Kelly Tschida graduated August 2009 from Vanderbilt University School of Nursing with a Master of Science in Nursing, specializing as Family Nurse Practitioner. He has a wide variety of experience including work as both firefighter and an emergency medical technician. He spent two years as a Peace Corps volunteer in Cameroon helping alleviate poverty through microfinance. In this role he advised banks and small business owners on best business practices. He has a Masters of Business Administration and taught Entrepreneurial Finance at Washington State University. Through these experiences Kelly has come to realize the dire need many people of the world have for basic healthcare. As a result, he has decided to work in global health providing care for the underserved. Kelly spent his time in the Bugesera District in Nyamata, Rwanda working with the staff in the Nyamata Hospital.

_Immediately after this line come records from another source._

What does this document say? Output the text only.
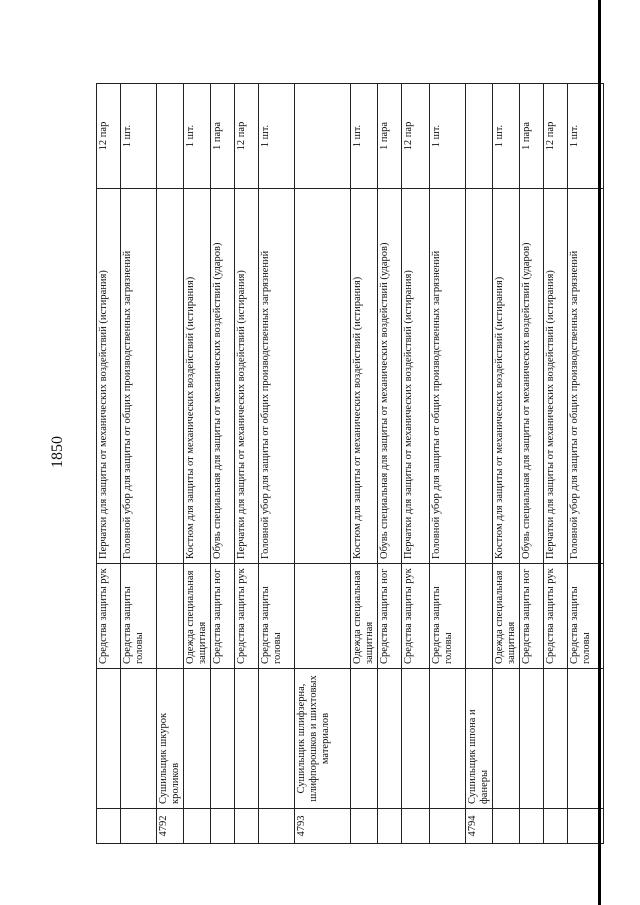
1850
		Средства защиты рук	Перчатки для защиты от механических воздействий (истирания)	12 пар
		Средства защиты головы	Головной убор для защиты от общих производственных загрязнений	1 шт.
4792	Сушильщик шкурок кроликов			
		Одежда специальная защитная	Костюм для защиты от механических воздействий (истирания)	1 шт.
		Средства защиты ног	Обувь специальная для защиты от механических воздействий (ударов)	1 пара
		Средства защиты рук	Перчатки для защиты от механических воздействий (истирания)	12 пар
		Средства защиты головы	Головной убор для защиты от общих производственных загрязнений	1 шт.
4793	Сушильщик шлифзерна, шлифпорошков и шихтовых материалов			
		Одежда специальная защитная	Костюм для защиты от механических воздействий (истирания)	1 шт.
		Средства защиты ног	Обувь специальная для защиты от механических воздействий (ударов)	1 пара
		Средства защиты рук	Перчатки для защиты от механических воздействий (истирания)	12 пар
		Средства защиты головы	Головной убор для защиты от общих производственных загрязнений	1 шт.
4794	Сушильщик шпона и фанеры			
		Одежда специальная защитная	Костюм для защиты от механических воздействий (истирания)	1 шт.
		Средства защиты ног	Обувь специальная для защиты от механических воздействий (ударов)	1 пара
		Средства защиты рук	Перчатки для защиты от механических воздействий (истирания)	12 пар
		Средства защиты головы	Головной убор для защиты от общих производственных загрязнений	1 шт.
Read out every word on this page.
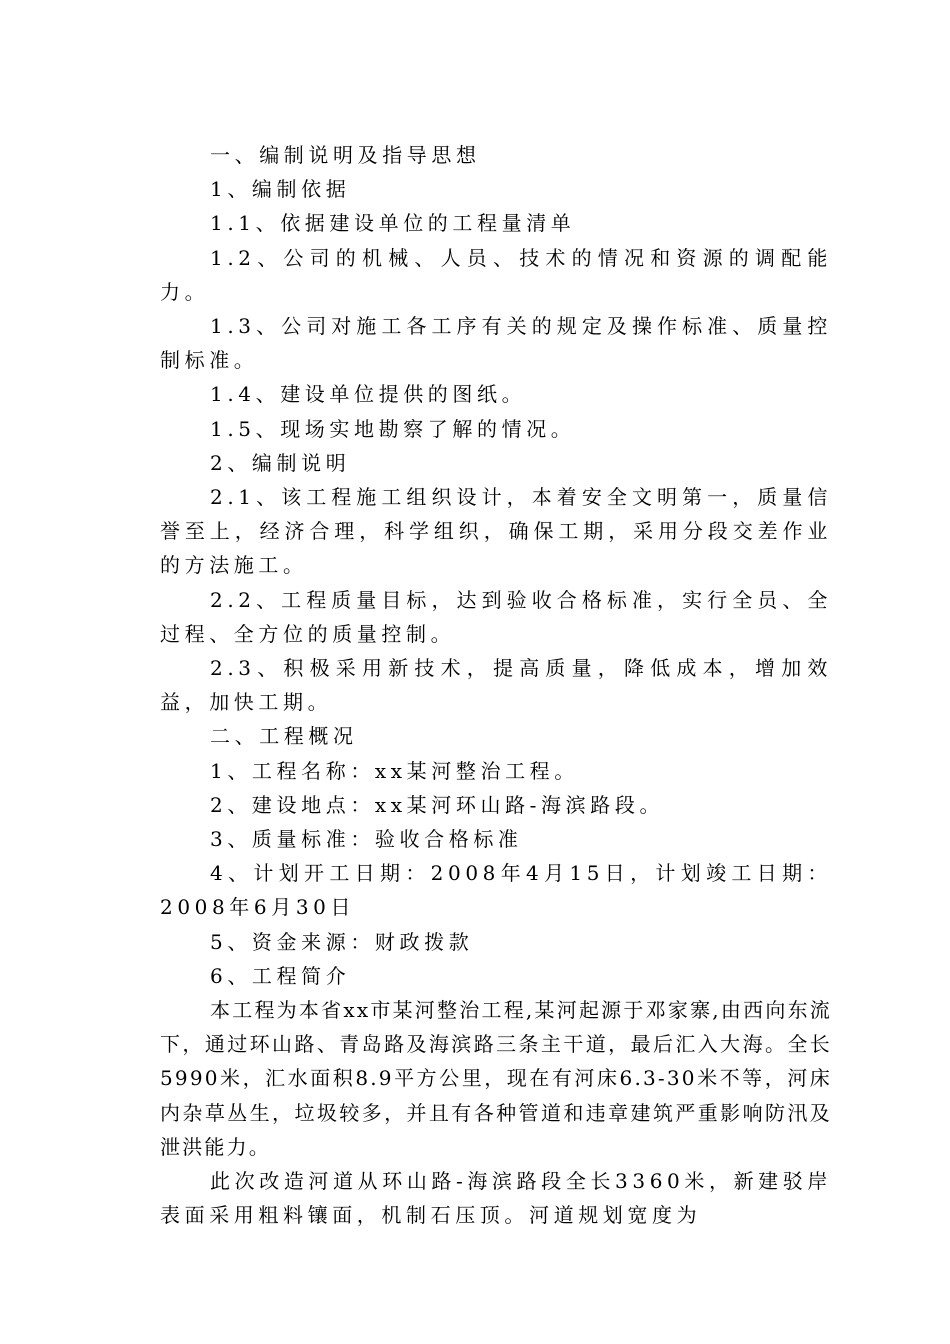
一、编制说明及指导思想

1、编制依据

1.1、依据建设单位的工程量清单

1.2、公司的机械、人员、技术的情况和资源的调配能力。

1.3、公司对施工各工序有关的规定及操作标准、质量控制标准。

1.4、建设单位提供的图纸。

1.5、现场实地勘察了解的情况。

2、编制说明

2.1、该工程施工组织设计，本着安全文明第一，质量信誉至上，经济合理，科学组织，确保工期，采用分段交差作业的方法施工。

2.2、工程质量目标，达到验收合格标准，实行全员、全过程、全方位的质量控制。

2.3、积极采用新技术，提高质量，降低成本，增加效益，加快工期。

二、工程概况

1、工程名称：xx某河整治工程。

2、建设地点：xx某河环山路-海滨路段。

3、质量标准：验收合格标准

4、计划开工日期：2008年4月15日，计划竣工日期：2008年6月30日

5、资金来源：财政拨款

6、工程简介

本工程为本省xx市某河整治工程,某河起源于邓家寨,由西向东流下，通过环山路、青岛路及海滨路三条主干道，最后汇入大海。全长5990米，汇水面积8.9平方公里，现在有河床6.3-30米不等，河床内杂草丛生，垃圾较多，并且有各种管道和违章建筑严重影响防汛及泄洪能力。

此次改造河道从环山路-海滨路段全长3360米，新建驳岸表面采用粗料镶面，机制石压顶。河道规划宽度为
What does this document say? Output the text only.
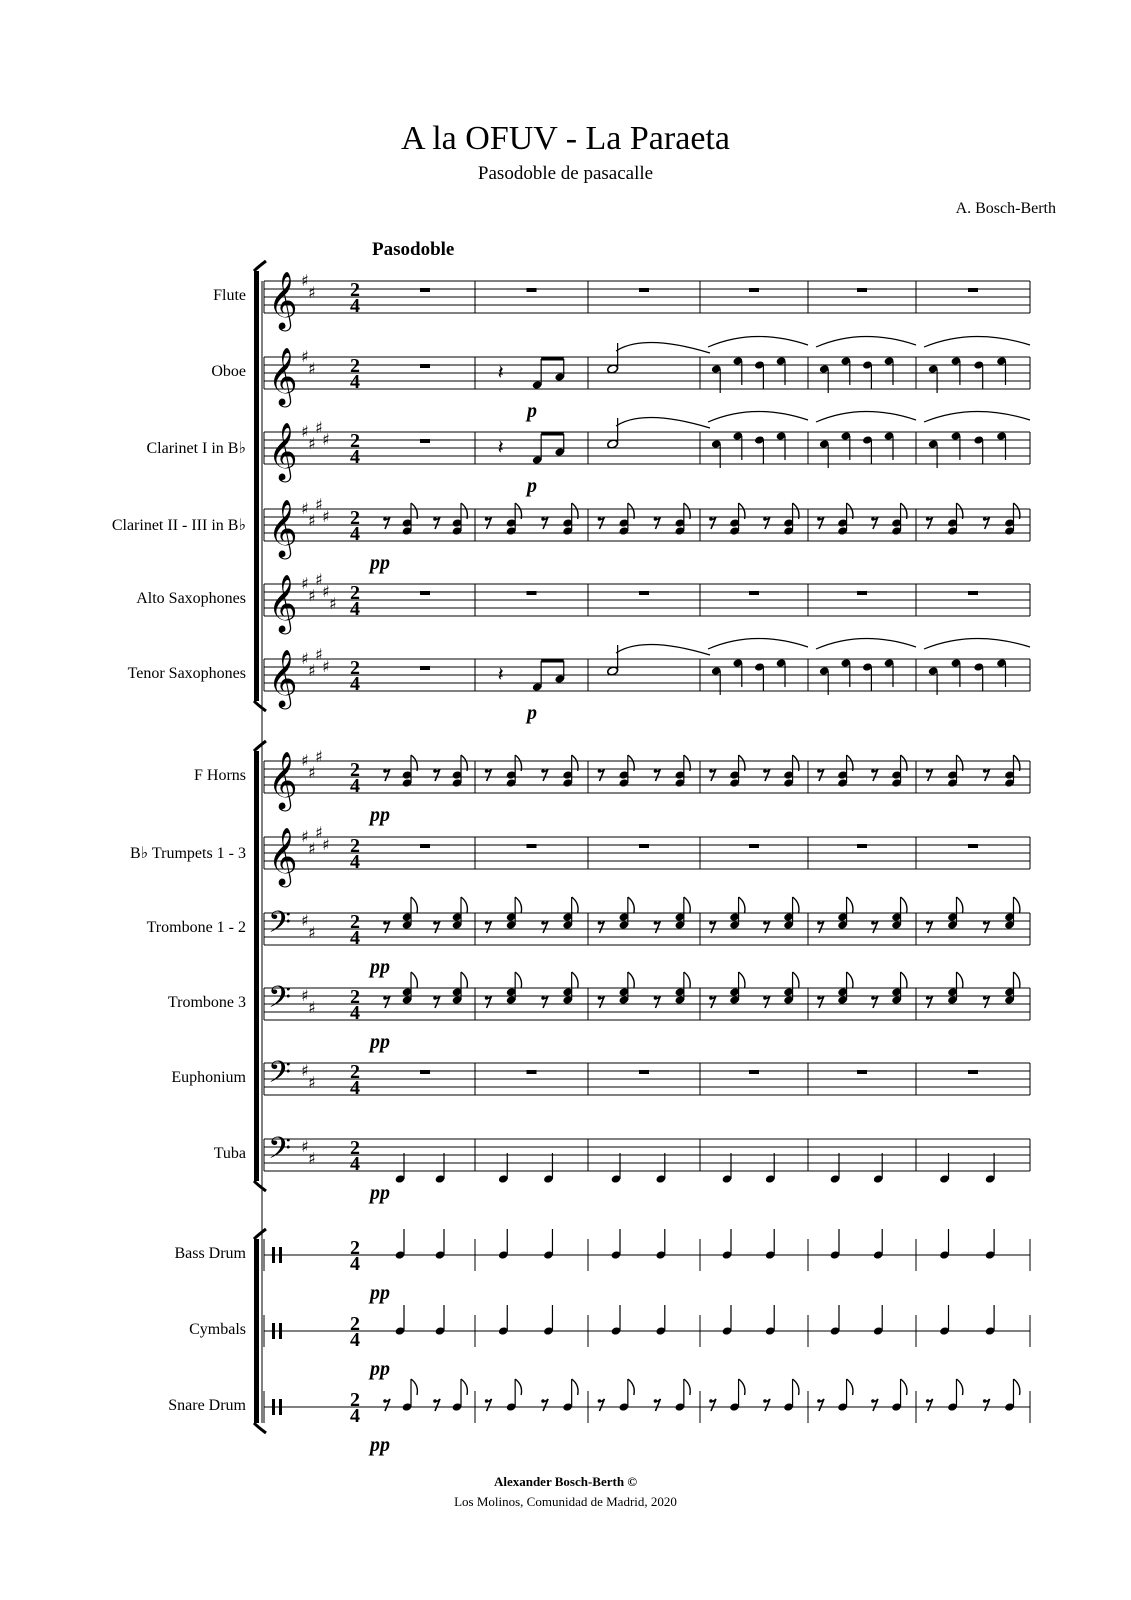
A la OFUV - La Paraeta
Pasodoble de pasacalle
A. Bosch-Berth
Pasodoble
Flute
Oboe
Clarinet I in B♭
Clarinet II - III in B♭
Alto Saxophones
Tenor Saxophones
F Horns
B♭ Trumpets 1 - 3
Trombone 1 - 2
Trombone 3
Euphonium
Tuba
Bass Drum
Cymbals
Snare Drum
𝄞 ♯
♯ 2
4
𝄞 ♯
♯ 2
4	𝄽
p
𝄞 ♯
♯
♯
♯ 2
4	𝄽
p
𝄞 ♯
♯
♯
♯ 2
4
pp
𝄞 ♯
♯
♯
♯
♯ 2
4
𝄞 ♯
♯
♯
♯ 2
4	𝄽
p
𝄞 ♯
♯
♯
2
4
pp
𝄞 ♯
♯
♯
♯ 2
4
𝄢 ♯
♯ 2
4
pp
𝄢 ♯
♯ 2
4
pp
𝄢 ♯
♯ 2
4
𝄢 ♯
♯ 2
4
pp
2
4
pp
2
4
pp
2
4
pp
Alexander Bosch-Berth ©
Los Molinos, Comunidad de Madrid, 2020
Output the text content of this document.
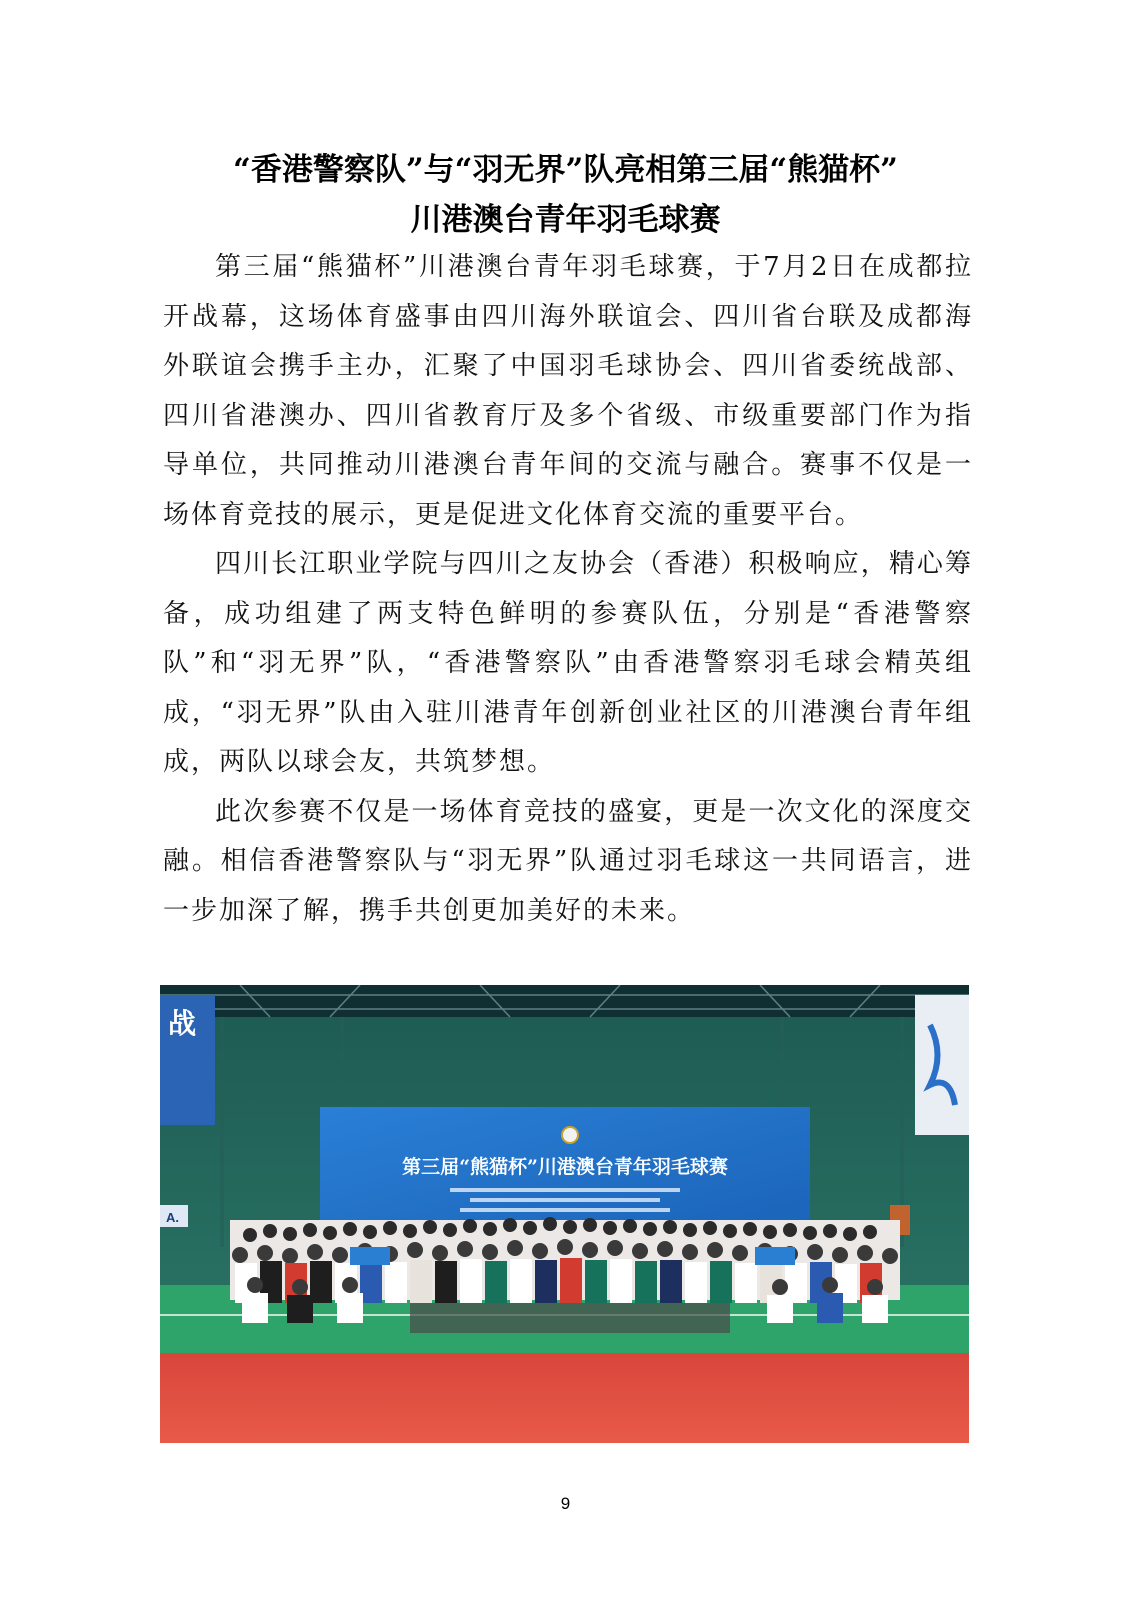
“香港警察队”与“羽无界”队亮相第三届“熊猫杯”
川港澳台青年羽毛球赛

第三届“熊猫杯”川港澳台青年羽毛球赛，于7月2日在成都拉开战幕，这场体育盛事由四川海外联谊会、四川省台联及成都海外联谊会携手主办，汇聚了中国羽毛球协会、四川省委统战部、四川省港澳办、四川省教育厅及多个省级、市级重要部门作为指导单位，共同推动川港澳台青年间的交流与融合。赛事不仅是一场体育竞技的展示，更是促进文化体育交流的重要平台。

四川长江职业学院与四川之友协会（香港）积极响应，精心筹备，成功组建了两支特色鲜明的参赛队伍，分别是“香港警察队”和“羽无界”队，“香港警察队”由香港警察羽毛球会精英组成，“羽无界”队由入驻川港青年创新创业社区的川港澳台青年组成，两队以球会友，共筑梦想。

此次参赛不仅是一场体育竞技的盛宴，更是一次文化的深度交融。相信香港警察队与“羽无界”队通过羽毛球这一共同语言，进一步加深了解，携手共创更加美好的未来。

战
A.
第三届“熊猫杯”川港澳台青年羽毛球赛
9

Frist Global Health Leader Amelia Wood: Kijabe Hospital, Kenya

Amelia (Amy) Wood is currently a fellow at the University of Colorado. She will be new faculty in the Fall 2009 where she will work as an Instructor of Neonatology.  Her main hospital of service is Denver Health which is the primary site for indigent care in the city of Denver allowing Amy to provide health care for those newborns at greatest risk in the city. However, Denver Health is also the hospital where the University of Colorado pediatric residents receive the bulk of their hands on training. Therefore, Amy has the great pleasure of being both a clinician and an educator. Amy did her residency in general pediatrics at Vanderbilt University.  Then she will complete a fellowship in Neonatal-Perinatal Medicine at the University of Colorado in late September 2009 while working at the Bethany Kid's Kijabe Hospital in rural Kijabe, Kenya.  During fellowship Amy focused her research on the educational process of training pediatric providers to care for sick infants.  She continues to work on methods of improving education to help doctors prepare for their tiniest patients.  She hopes to use this information in training both U.S. doctors and doctors in the developing world.